What are mutually exclusive events?
if the events have no sample points in common.
Two events are mutually exclusive if, when one event occurs, the other cannot occur
like in a venn diagram circle A doesnt touch circle B
What is the mutually exclusive formula
P(A∪B) = P(A) + P(B)
What is conditional probability?
The probability of an event given that another event has occurred
The conditional probability of A given B is denoted by P(A|B)
What is the conditional probability equation?
P(A|B) = P(A∩B)/ P(B)
Conditional probability example:
Event M = Marrley oil profitable
Event C = Cullins mining profitable
P(C|M) = Cullins mining profitable given Marrley oil profitable
P(C∩M) = 0.36, P(M) = 0.7
P(C|M) = P(C∩M)/ P(M)
= 0.36/ 0/7 = 0.5143
What is multiplication law?
provides a way to find the probability of the intersection of two events.
It helps to calculate the probability that two or more events will occur together (i.e., the probability of both events happening at the same time).
What is the multiplication law equation?
P(A∩B) = P(B) P(A|B)
Multiplication law example:
Event M = Marrley oil profitable
Event C = Cullins mining profitable
M ∩ C = Marrley Oil Profitable
and Cullins Mining Profitable
We know: P(M) = 0.70, P(C|M) = 0.5143
Thus: P(M ∩ C) = P(M)P(C|M)
= (0.70)(0.5143)
= 0.36
This result is the same as that obtained earlier using the definition of the probability of an event.
What are independent events?
If the probability of event A is not changed by the existence of event B, we would say that events A and B are independent.
What are the formulas for independent events?
P(A|B) = P(A) or P(B|A) = P(B)
How can the multiplication law be used for independent events?
The multiplication law also can be used as a test to see if two events are independent.
P(A ∩ B) = P(A)P(B)
Multiplication law for independent events example:
Event M = Marrley Oil Profitable
Event C = Cullins Mining Profitable
We know: P(M∩C) = 0.36, P(M) = 0.70, P(C) = 0.48
P(M)P(C) = (0.70)(0.48) = 0.34, not 0.36
Hence: M and C are not independent.
Are mutually exclusive events independent of each other?

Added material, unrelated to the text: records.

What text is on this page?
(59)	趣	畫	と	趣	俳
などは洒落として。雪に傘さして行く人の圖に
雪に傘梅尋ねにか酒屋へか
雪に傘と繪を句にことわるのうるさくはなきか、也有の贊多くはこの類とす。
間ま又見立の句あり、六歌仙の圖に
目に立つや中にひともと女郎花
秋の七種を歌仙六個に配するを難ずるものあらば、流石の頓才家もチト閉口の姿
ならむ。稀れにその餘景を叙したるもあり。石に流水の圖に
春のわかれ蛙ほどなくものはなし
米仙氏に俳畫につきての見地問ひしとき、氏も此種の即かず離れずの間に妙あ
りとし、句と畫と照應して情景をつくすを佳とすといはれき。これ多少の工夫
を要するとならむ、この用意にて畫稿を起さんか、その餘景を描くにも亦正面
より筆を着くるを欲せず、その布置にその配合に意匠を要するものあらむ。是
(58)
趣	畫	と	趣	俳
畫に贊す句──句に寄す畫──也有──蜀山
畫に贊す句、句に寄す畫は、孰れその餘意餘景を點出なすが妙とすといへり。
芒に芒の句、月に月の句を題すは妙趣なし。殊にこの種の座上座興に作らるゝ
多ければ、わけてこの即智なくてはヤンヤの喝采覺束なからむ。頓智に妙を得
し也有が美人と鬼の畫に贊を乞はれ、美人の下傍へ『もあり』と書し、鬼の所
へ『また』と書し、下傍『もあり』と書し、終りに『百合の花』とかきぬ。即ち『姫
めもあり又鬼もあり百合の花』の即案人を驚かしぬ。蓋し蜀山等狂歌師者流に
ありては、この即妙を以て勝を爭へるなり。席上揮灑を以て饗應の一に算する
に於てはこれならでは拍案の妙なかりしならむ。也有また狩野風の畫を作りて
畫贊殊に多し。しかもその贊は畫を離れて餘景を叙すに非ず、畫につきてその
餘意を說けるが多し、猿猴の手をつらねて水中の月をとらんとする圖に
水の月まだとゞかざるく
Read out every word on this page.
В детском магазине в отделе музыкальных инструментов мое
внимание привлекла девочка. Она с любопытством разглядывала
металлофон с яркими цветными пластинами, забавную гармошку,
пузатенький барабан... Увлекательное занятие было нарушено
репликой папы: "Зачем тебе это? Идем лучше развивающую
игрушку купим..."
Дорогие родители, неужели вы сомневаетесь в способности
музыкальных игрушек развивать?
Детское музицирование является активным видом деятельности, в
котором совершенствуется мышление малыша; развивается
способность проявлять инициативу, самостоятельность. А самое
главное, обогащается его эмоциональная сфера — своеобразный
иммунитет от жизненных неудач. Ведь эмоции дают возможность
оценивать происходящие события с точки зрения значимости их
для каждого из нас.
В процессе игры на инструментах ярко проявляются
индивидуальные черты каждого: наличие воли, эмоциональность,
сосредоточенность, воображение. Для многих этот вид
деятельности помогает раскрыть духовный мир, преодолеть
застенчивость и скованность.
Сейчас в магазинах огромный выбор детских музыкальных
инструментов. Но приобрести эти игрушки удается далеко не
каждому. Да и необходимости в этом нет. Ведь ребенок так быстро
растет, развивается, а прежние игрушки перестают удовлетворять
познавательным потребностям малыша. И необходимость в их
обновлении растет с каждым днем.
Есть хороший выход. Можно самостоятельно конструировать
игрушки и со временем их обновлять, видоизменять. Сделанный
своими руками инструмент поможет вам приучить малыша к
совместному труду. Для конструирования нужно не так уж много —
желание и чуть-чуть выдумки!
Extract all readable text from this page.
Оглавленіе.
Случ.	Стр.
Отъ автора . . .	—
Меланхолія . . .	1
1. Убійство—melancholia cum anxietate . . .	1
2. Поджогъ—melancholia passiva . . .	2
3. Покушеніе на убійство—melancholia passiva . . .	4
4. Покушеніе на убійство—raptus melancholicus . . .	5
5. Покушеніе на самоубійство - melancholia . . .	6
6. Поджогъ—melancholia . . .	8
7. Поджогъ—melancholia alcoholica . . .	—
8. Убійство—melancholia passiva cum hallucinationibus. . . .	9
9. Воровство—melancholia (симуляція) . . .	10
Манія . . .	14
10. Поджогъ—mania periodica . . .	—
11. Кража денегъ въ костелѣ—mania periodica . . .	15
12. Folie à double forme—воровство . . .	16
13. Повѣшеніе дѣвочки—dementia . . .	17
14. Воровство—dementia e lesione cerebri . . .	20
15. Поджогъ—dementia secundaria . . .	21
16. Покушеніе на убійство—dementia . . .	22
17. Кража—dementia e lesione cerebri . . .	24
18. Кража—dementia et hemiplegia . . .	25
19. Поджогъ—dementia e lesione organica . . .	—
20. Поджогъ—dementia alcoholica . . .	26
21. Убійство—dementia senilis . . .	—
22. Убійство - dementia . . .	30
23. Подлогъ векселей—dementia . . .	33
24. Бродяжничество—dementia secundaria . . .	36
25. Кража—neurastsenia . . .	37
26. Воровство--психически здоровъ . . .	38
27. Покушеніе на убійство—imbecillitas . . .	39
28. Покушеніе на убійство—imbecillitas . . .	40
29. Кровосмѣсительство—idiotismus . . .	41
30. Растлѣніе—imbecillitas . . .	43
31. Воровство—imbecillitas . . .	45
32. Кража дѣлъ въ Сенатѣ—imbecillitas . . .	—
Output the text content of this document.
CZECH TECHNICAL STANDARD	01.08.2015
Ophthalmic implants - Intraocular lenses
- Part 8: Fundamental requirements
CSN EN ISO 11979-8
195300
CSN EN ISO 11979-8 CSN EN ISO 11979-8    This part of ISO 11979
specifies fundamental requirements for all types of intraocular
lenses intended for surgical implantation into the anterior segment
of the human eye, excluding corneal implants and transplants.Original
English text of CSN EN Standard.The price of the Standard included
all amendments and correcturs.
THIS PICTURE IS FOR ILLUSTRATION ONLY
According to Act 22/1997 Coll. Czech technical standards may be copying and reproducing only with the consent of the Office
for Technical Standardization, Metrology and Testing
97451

Two events are mutually exclusive if they cannot occur at the same time. In other words, if event A occurs, event B cannot occur, and vice versa.
Two events are independent if the occurrence of one event does not affect the probability of the other event occurring. In other words, the probability of both events occurring together is the product of their individual probabilities.
For mutually exclusive events, if one event occurs, the probability of the other event occurring is 0 (since they cannot happen together).
However, for independent events, the probability of both events occurring together is the product (times) of their individual probabilities
Therefore, mutually exclusive events cannot be independent because the occurrence of one event directly affects the probability of the other event occurring (it makes the probability of the other event 0).